During my recent long visit to Greece I thought about Theodore Salutos, the late Harvard professor, many times. He wrote two classic books on Hellenism in America: one titled “The Greeks in America” and the other “They Remember America” – The Story of the Repatriated Greek-Americans.
I thought of him as I met many Greek-Americans in different parts of Greece. Greek-Americans who when they heard of ‘Ethnikos Kirikas’ were ecstatic – people who, as they told me, had found their houses and businesses in the classified ads section of the newspaper. Expatriates who did not go home after work until they went to the newsstand to buy the Ethnikos Kirikas.
It is really impressive how many Greek-Americans live in Greece permanently. Greek-Americans who when they meet, feel a trust in each other, a brotherhood that connects them from the years they lived in America.
It’s too bad that they do not have a nationwide club or another form of organization.
And it is also striking that many of them hold key positions in the country’s economy.
They speak with nostalgia about the years they spent in America. With love. And with a dose of bitterness that they left. Many say they are thinking of returning – but for most, this road is closed – their age or other reasons no longer allow them.
The feelings of those described by Salutos are similar, although decades have passed since he did the research for his book.

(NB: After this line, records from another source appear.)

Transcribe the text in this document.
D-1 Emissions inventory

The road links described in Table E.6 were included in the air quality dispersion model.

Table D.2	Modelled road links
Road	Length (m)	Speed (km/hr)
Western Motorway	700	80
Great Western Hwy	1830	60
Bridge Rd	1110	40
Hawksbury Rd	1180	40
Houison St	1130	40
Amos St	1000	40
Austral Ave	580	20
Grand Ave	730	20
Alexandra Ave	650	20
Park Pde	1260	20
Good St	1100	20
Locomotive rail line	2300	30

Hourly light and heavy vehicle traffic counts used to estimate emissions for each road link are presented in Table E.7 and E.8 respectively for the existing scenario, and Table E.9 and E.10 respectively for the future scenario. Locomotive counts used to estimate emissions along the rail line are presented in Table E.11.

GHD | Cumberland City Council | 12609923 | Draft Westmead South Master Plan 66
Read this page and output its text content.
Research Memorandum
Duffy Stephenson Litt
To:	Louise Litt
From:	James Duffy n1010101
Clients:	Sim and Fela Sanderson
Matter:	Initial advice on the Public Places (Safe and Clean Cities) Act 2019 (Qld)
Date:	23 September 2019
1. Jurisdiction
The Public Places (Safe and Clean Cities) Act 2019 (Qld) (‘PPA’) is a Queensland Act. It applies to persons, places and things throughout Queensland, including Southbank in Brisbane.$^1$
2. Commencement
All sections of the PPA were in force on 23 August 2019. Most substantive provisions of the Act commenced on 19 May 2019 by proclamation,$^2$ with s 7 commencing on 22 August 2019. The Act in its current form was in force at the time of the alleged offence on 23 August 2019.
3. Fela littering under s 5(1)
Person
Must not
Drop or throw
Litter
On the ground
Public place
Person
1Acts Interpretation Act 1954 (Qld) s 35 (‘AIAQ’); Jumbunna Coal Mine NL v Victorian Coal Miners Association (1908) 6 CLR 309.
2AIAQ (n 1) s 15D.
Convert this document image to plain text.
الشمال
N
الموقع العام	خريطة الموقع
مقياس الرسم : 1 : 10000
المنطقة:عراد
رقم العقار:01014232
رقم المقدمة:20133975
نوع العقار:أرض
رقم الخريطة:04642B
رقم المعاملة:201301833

Something similar, on the other hand, happens to those of us who immigrated to the United States or somewhere else in the world.
We leave, but in fact we never actually leave. “The city follows you,” as the poet Constantine Cavafy writes.
The years we lived in Greece, in incredible detail, remain indelibly stuck in our minds. Whatever happens to us, whatever we become, no matter how many years pass, we do not forget the slightest thing.
And yet, for some reason, we do not return for good. Mainly because in the meantime, we had families.
The Greeks who do not know a second homeland have a problem understanding us. They do not know how to handle us. On the one hand, some see us as saviors of the Nation and the rest… place us in a second category.
“How did you make your money?” they ask. “They live better,” they think. “They don’t kill themselves working like us,” they imagine.
Who knows who is right? Maybe both groups.
What is certain is that our interests are different.
Where Greece is concerned, we look at the big picture: the issues of national sovereignty, the course of the economy, investment, tourism.
They deal with everyday issues, which of course is largely understandable. Besides, we do something similar outside Greece.
However, there is a gap between us. A mentality gap. This makes it difficult for us to understand each other better.
It is also impressive, continuing with what I wrote above, that many of those I meet read both editions of the National Herald – of course, electronically.
This is tangible proof of how much the world has shrunk. Also, I believe that this fact will bring the Greek Diaspora and the Greeks of Greece closer together, because through our websites we contribute to better mutual understanding – or perhaps, to new mutual acquaintance – that can only benefit the Nation.